I hate linking to the angry old blogger, but Murray Chass had an interesting column today.

http://www.murraychass.com/?p=5694

Boras, who doesn’t let any baseball financial aspect escape him, has made a study of payrolls and has found, he said, that most teams have lower payrolls five weeks before spring training than their highest opening-day payrolls since the 2000 season.

“Only about five teams have higher payrolls,” the agent said. “Everybody else is below even though revenue is up by 200 percent and the value of franchises is up 300, 400 percent. What we’re seeing is not many teams are spending on payrolls despite the fact that their profits are extraordinary.

When the qualifying offer is set at $13M, it seems strange that the very best pitchers in the league can’t get more than $25M. I sense that the factors that have led to that $25M ceiling are about to disappear and it will be shattered. First, substantial increases in revenue sharing from the TV deal are going to start flowing to every club in the next few years. Second, that’s quite a troika of young talented pitchers, it takes the best being available as free agents to set the highest contract values, and the best pitchers have rarely made it to free agency. I’l bet one of the three will make it, and that they’ll blast through that $25M a year barrier with ease.
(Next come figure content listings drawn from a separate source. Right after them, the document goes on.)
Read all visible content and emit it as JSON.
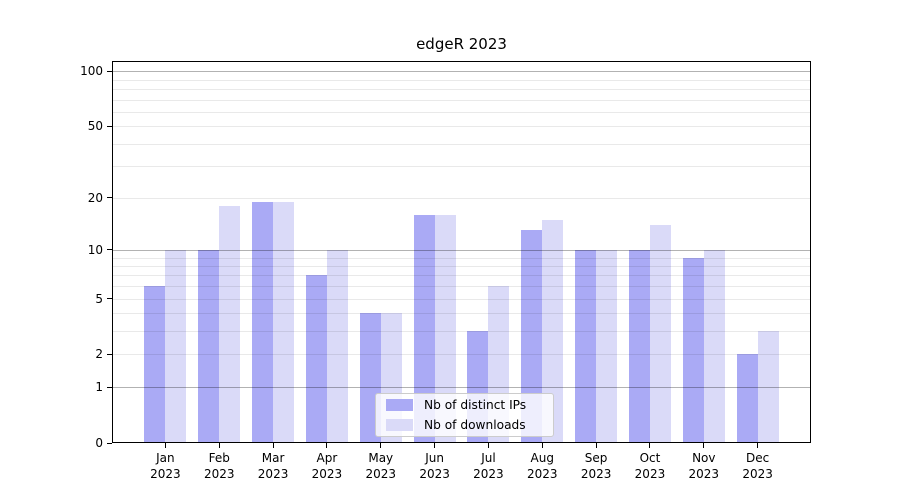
{
  "figure": {
    "background": "#ffffff"
  },
  "chart_data": {
    "type": "bar",
    "title": "edgeR 2023",
    "categories": [
      {
        "month": "Jan",
        "year": "2023"
      },
      {
        "month": "Feb",
        "year": "2023"
      },
      {
        "month": "Mar",
        "year": "2023"
      },
      {
        "month": "Apr",
        "year": "2023"
      },
      {
        "month": "May",
        "year": "2023"
      },
      {
        "month": "Jun",
        "year": "2023"
      },
      {
        "month": "Jul",
        "year": "2023"
      },
      {
        "month": "Aug",
        "year": "2023"
      },
      {
        "month": "Sep",
        "year": "2023"
      },
      {
        "month": "Oct",
        "year": "2023"
      },
      {
        "month": "Nov",
        "year": "2023"
      },
      {
        "month": "Dec",
        "year": "2023"
      }
    ],
    "series": [
      {
        "name": "Nb of distinct IPs",
        "color": "#aaaaf5",
        "values": [
          6,
          10,
          19,
          7,
          4,
          16,
          3,
          13,
          10,
          10,
          9,
          2
        ]
      },
      {
        "name": "Nb of downloads",
        "color": "#dadaf8",
        "values": [
          10,
          18,
          19,
          10,
          4,
          16,
          6,
          15,
          10,
          14,
          10,
          3
        ]
      }
    ],
    "xlabel": "",
    "ylabel": "",
    "y_scale": "log10(1+value)",
    "y_ticks": [
      0,
      1,
      2,
      5,
      10,
      20,
      50,
      100
    ],
    "y_gridlines": {
      "major": [
        1,
        10,
        100
      ],
      "minor": [
        2,
        3,
        4,
        5,
        6,
        7,
        8,
        9,
        20,
        30,
        40,
        50,
        60,
        70,
        80,
        90
      ]
    },
    "ylim": [
      0,
      113.6
    ],
    "grid": "horizontal",
    "legend_position": "bottom-center"
  }
}
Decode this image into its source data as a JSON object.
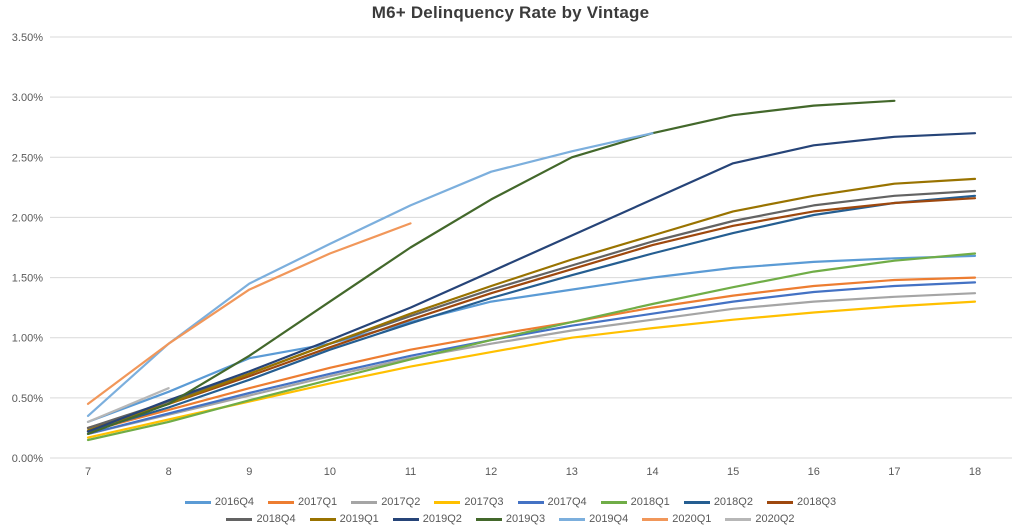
{
  "chart_data": {
    "type": "line",
    "title": "M6+ Delinquency Rate by Vintage",
    "xlabel": "",
    "ylabel": "",
    "x": [
      7,
      8,
      9,
      10,
      11,
      12,
      13,
      14,
      15,
      16,
      17,
      18
    ],
    "x_ticks": [
      "7",
      "8",
      "9",
      "10",
      "11",
      "12",
      "13",
      "14",
      "15",
      "16",
      "17",
      "18"
    ],
    "y_ticks": [
      "0.00%",
      "0.50%",
      "1.00%",
      "1.50%",
      "2.00%",
      "2.50%",
      "3.00%",
      "3.50%"
    ],
    "ylim": [
      0,
      3.5
    ],
    "y_tick_step": 0.5,
    "grid": "horizontal",
    "legend_position": "bottom",
    "series": [
      {
        "name": "2016Q4",
        "color": "#5B9BD5",
        "values": [
          0.3,
          0.55,
          0.83,
          0.95,
          1.13,
          1.3,
          1.4,
          1.5,
          1.58,
          1.63,
          1.66,
          1.68
        ]
      },
      {
        "name": "2017Q1",
        "color": "#ED7D31",
        "values": [
          0.22,
          0.4,
          0.58,
          0.75,
          0.9,
          1.02,
          1.13,
          1.25,
          1.35,
          1.43,
          1.48,
          1.5
        ]
      },
      {
        "name": "2017Q2",
        "color": "#A5A5A5",
        "values": [
          0.2,
          0.36,
          0.52,
          0.68,
          0.83,
          0.95,
          1.06,
          1.15,
          1.24,
          1.3,
          1.34,
          1.37
        ]
      },
      {
        "name": "2017Q3",
        "color": "#FFC000",
        "values": [
          0.17,
          0.32,
          0.47,
          0.62,
          0.76,
          0.88,
          1.0,
          1.08,
          1.15,
          1.21,
          1.26,
          1.3
        ]
      },
      {
        "name": "2017Q4",
        "color": "#4472C4",
        "values": [
          0.2,
          0.37,
          0.54,
          0.7,
          0.85,
          0.98,
          1.1,
          1.2,
          1.3,
          1.38,
          1.43,
          1.46
        ]
      },
      {
        "name": "2018Q1",
        "color": "#70AD47",
        "values": [
          0.15,
          0.3,
          0.48,
          0.65,
          0.82,
          0.98,
          1.13,
          1.28,
          1.42,
          1.55,
          1.64,
          1.7
        ]
      },
      {
        "name": "2018Q2",
        "color": "#255E91",
        "values": [
          0.22,
          0.42,
          0.65,
          0.9,
          1.12,
          1.33,
          1.52,
          1.7,
          1.87,
          2.02,
          2.12,
          2.18
        ]
      },
      {
        "name": "2018Q3",
        "color": "#9E480E",
        "values": [
          0.25,
          0.45,
          0.68,
          0.92,
          1.15,
          1.37,
          1.57,
          1.77,
          1.93,
          2.05,
          2.12,
          2.16
        ]
      },
      {
        "name": "2018Q4",
        "color": "#636363",
        "values": [
          0.25,
          0.47,
          0.7,
          0.95,
          1.18,
          1.4,
          1.6,
          1.8,
          1.97,
          2.1,
          2.18,
          2.22
        ]
      },
      {
        "name": "2019Q1",
        "color": "#997300",
        "values": [
          0.23,
          0.45,
          0.7,
          0.95,
          1.2,
          1.43,
          1.65,
          1.85,
          2.05,
          2.18,
          2.28,
          2.32
        ]
      },
      {
        "name": "2019Q2",
        "color": "#264478",
        "values": [
          0.22,
          0.48,
          0.72,
          0.98,
          1.25,
          1.55,
          1.85,
          2.15,
          2.45,
          2.6,
          2.67,
          2.7
        ]
      },
      {
        "name": "2019Q3",
        "color": "#43682B",
        "values": [
          0.2,
          0.45,
          0.85,
          1.3,
          1.75,
          2.15,
          2.5,
          2.7,
          2.85,
          2.93,
          2.97
        ]
      },
      {
        "name": "2019Q4",
        "color": "#7CAFDD",
        "values": [
          0.35,
          0.95,
          1.45,
          1.78,
          2.1,
          2.38,
          2.55,
          2.7
        ]
      },
      {
        "name": "2020Q1",
        "color": "#F1975A",
        "values": [
          0.45,
          0.95,
          1.4,
          1.7,
          1.95
        ]
      },
      {
        "name": "2020Q2",
        "color": "#B7B7B7",
        "values": [
          0.3,
          0.58
        ]
      }
    ],
    "legend_rows": [
      [
        "2016Q4",
        "2017Q1",
        "2017Q2",
        "2017Q3",
        "2017Q4",
        "2018Q1",
        "2018Q2",
        "2018Q3"
      ],
      [
        "2018Q4",
        "2019Q1",
        "2019Q2",
        "2019Q3",
        "2019Q4",
        "2020Q1",
        "2020Q2"
      ]
    ],
    "style": {
      "background": "#FFFFFF",
      "grid_color": "#D9D9D9",
      "axis_text_color": "#595959",
      "title_color": "#3B3B3B"
    }
  }
}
It seems ludicrous that Boras told Weaver to pass on a guaranteed $85M, but Boras knows the market and he knows what the sports are and will be. Most of all, he knows that most of those revenues will flow to MLB clients over time, and that owners can try to control themselves, but will eventually fail. There are too many factors that subvert self control, the business case to improve the product, sell more tickets, gain higher TV ratings, and get playoff revenues, but also the risk of suffering disdain and ridicule for fielding that loser whenever you go out to dinner and the ego that wants to win a championship and also revel in the corresponding adulation you now receive on any night out among the fans.

Bip
11 years ago
Reply to  ValueArb

If one of them has to be made to free agency, I think I know which one it would be.

Travis L
11 years ago
Reply to  ValueArb

Boras’ incentives are also different than his clients. He has multiple income sources, so if he fails to make a great deal he’s fine.

A player (especially a pitcher) could get hurt and having a less large payday would benefit them most.

Nathaniel Dawson
11 years ago
Reply to  ValueArb

So with about a month left before Spring Training, with deals yet to be made, 17% of the teams in baseball have their highest payrolls ever?